Sto curando il mio corpo da ottobre. Non tornerò in gara prima dell’estate; poi al Mondiale di Tokyo all’aperto, a settembre, ci sarò. Prima però ho bisogno di capire come riuscire a rendere fattibile il percorso: nel nome di Parigi ho chiesto troppo a me stesso, mi sono consumato. Ho già 32 anni, tanta esperienza alle spalle. Oggi penso che per vincere a Parigi sarebbe bastato un pochino meno. Meno sacrifici, meno maniacalità. E invece ci ho messo tanto, tutto. Troppo. Rendere gestibile il viaggio per Los Angeles diventa la mia sfida. Ho paura, lo ammetto. Paura di andare avanti, stare male di nuovo, rischiare di non farcela. Mi è già successo.
La batosta di non essere a Rio 2016 ci ho messo anni a metabolizzarla, chissà quanto richiederà la botta di Parigi… Ho paura che possano di nuovo portarmi via il mio sogno. Mi aggrappo a ciò che mi ha insegnato l’atletica: amo il basket ma devo tutto al mio sport. E oggi sono capitano di un’atletica italiana giovane e motivante, a cui appartengo con orgoglio. Quando sono arrivato io in Nazionale ciascuno pensava solo per sé, oggi siamo una squadra vera. Giovanni Malagò in questi anni ha sempre creduto in noi, lo ringrazio. E la Federazione non ci ha fatto mancare niente.

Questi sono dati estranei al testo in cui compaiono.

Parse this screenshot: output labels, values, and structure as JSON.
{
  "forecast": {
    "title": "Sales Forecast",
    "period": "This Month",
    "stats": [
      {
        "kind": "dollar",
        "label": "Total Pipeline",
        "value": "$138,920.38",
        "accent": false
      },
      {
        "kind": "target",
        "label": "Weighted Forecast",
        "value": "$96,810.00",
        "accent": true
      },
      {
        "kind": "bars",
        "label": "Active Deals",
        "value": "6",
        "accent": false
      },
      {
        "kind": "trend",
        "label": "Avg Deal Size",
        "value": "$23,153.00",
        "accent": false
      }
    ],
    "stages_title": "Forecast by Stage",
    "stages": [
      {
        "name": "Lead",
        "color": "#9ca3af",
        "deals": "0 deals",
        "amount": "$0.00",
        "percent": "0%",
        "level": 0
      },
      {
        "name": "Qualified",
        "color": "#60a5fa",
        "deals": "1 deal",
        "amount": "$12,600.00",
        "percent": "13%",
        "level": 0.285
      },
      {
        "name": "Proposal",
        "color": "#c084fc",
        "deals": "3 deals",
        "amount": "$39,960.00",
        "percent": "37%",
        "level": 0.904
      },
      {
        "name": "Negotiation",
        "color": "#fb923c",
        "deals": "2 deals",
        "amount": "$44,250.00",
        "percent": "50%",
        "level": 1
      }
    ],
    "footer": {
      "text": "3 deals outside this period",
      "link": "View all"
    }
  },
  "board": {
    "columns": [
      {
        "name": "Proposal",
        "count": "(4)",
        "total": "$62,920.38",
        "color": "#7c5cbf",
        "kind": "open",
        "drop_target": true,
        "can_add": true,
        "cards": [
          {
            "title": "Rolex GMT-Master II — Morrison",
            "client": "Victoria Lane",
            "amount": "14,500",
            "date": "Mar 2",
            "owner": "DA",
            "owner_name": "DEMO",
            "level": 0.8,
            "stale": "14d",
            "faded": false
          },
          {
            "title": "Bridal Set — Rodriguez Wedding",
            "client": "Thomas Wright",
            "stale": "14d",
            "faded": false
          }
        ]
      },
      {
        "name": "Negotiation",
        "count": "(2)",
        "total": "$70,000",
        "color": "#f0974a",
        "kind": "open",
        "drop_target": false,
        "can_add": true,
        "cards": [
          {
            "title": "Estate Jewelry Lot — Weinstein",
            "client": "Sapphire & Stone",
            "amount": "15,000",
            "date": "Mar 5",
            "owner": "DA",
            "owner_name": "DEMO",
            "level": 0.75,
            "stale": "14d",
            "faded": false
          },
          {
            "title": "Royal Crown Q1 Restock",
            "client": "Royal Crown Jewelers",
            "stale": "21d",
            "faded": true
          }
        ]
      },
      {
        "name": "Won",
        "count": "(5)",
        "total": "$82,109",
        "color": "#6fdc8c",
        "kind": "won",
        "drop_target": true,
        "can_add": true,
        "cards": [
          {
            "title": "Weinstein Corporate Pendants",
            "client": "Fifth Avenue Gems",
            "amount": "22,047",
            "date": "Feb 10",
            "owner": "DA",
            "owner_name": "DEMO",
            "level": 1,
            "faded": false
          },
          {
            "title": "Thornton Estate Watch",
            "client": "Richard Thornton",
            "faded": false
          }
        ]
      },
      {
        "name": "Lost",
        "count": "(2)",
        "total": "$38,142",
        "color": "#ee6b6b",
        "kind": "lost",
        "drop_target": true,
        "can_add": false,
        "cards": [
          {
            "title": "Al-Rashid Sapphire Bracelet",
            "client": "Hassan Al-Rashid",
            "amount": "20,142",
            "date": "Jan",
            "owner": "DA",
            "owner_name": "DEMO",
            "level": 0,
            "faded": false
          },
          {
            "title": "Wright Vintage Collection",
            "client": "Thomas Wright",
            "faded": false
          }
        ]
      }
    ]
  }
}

Dopo Parigi ho avuto rigetto dell’atletica, del salto in alto, di tutto. Ho fatto cinque gare con un allenamento solo nelle gambe, ne ho vinte quattro tranne il Golden Gala, quella a cui tenevo di più. A Roma ho detto a mia moglie: basta, ho chiuso! Ho allontanato il team, non volevo intorno nessuno. Una volta guarito il corpo ricomincerò con Giulio Ciotti come assistente e guida tecnica e con un performance therapist, una figura professionale tipica dello sport americano».